Many people are tuning in to the story of a beautiful baby girl named Tinslee Lewis who has severe heart and lung disease and whose medical team has been fighting for her life since her premature birth at 32 weeks. Doctors say her illness is terminal, and prolonged medical intervention is causing pain and suffering with no hope for improvement.
The ethics committee at Cook Children’s Medical Center in Fort Worth, the facility that has wonderfully kept Tinslee alive since birth, agreed with the doctors’ assessment that the best course of action was to discontinue life-sustaining intervention causing her undue harm. Lewis’s family then sued Cook Children’s in state court seeking two things: First, that the judge order the hospital’s medical team to indefinitely continue the interventions keeping Tinslee alive, and second, that the judge declare the dispute resolution process in Texas law unconstitutional.
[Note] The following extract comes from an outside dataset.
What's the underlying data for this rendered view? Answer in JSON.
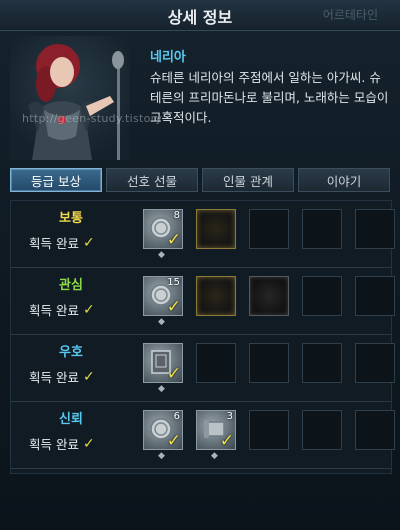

The hearing took place before Christmas in December, and staff from Texas Alliance for Life, which I founded, attended. It was a long day of extensive testimony from Tinslee’s mom, one of her five attending physicians, a nurse, and others. In-depth details of Tinslee’s condition were shared.
She is terminally ill, suffering from a severe case of Ebstein’s anomaly, a rare congenital heart condition, chronic lung disease of infancy, and pulmonary hypertension. She requires 24-7, one-on-one nursing care. Changing a diaper, even moving her slightly, can cause her to have a near-death “crash,” which happens daily.
Doctors have performed seven surgeries, three of which were open heart. She has multiple tubes, including a breathing tube. According to the physician who testified, Tinslee is expected to die within five months even with all available interventions. Since the hearing, the hospital released an update stating Tinslee is currently also suffering from severe sepsis, a dangerous response to infection.
The ethical question this case revolves around is: What do we do when there are disagreements between doctors and families in these rare end-of-life scenarios? What is the proper pro-life position? Should doctors follow the wishes of a family even when it means inflicting medical torture on a dying patient?
The Texas legislature unanimously passed and then-Gov. George W. Bush signed into law the Texas Advanced Directives Act 20 years ago to address these cases. It was the culmination of a year of drafting by a workgroup including National Right to Life, Texas Right to Life, Texas Alliance for Life, the Texas Catholic Conference of Bishops, and numerous organizations representing medical providers, all of whom supported it. All continue to support it, except for Texas Right to Life.
The Texas law respects the autonomy of the family to make medical decisions but also does not force doctors to keep patients alive using methods that are harmful to the patient, such as in the case here, with no hope of healing. The law has a dispute resolution process that encourages doctors and patients to talk. If they can’t resolve the issue, the doctor makes a decision.
The hospital ethics committee reviews that decision at a meeting the family can attend. The committee does not decide to keep or remove interventions. Rather, the ethics committee judges whether the interventions in question are “medically appropriate.” We believe it is a good process, among the best end-of-life laws in the country.
The goal of the law is to resolve disputes by transferring the patient. Unlike numerous states that allow doctors to override the family’s wishes after a mere “reasonable attempt” to find another doctor or no attempt at all, the Texas law requires the attending physician and the hospital to attempt to find another provider and continue the medical interventions for at least ten days.
In Tinslee’s case, Cook Children’s has done an extensive job. Over the last four months, they have contacted more than 20 of the nation’s best children’s hospitals, seeking to transfer Tinslee to a doctor willing and capable of performing the interventions her family desires. None has agreed to take over her care.
In the district court, Texas Alliance for Life, along with several other key organizations, including Texans for Life, Texas Catholic Conference of Bishops, Coalition of Texans with Disabilities, and several health-care providers, filed a friend of the court brief in the state court. This brief made two key points: first, the Texas Advanced Directives Act is good public policy, and second, it is constitutional.
After three weeks of deliberation, the district court judge ordered that interventions could be removed after seven days, without commenting on the constitutionality of the law. After hearing the facts of Tinslee’s condition, we don’t see how the judge could have ruled any other way.
Cases like Tinslee’s are not easy for anybody. The physicians have done everything they can do, and no one else is willing to take the case. Further interventions are prolonging her death and causing her further pain and suffering without the hope of improving her condition.
Our view, consistent with the law, is that the intent of withholding the intensive medical interventions is not to cause the patient to die. The goal is never death. The goal of removing the interventions is to prevent the pain and suffering resulting from interventions that lack any proportionate benefit, allowing the patient’s terminal condition to bring about a natural, peaceful death, with as much dignity as possible, which we believe to be the truest pro-life position.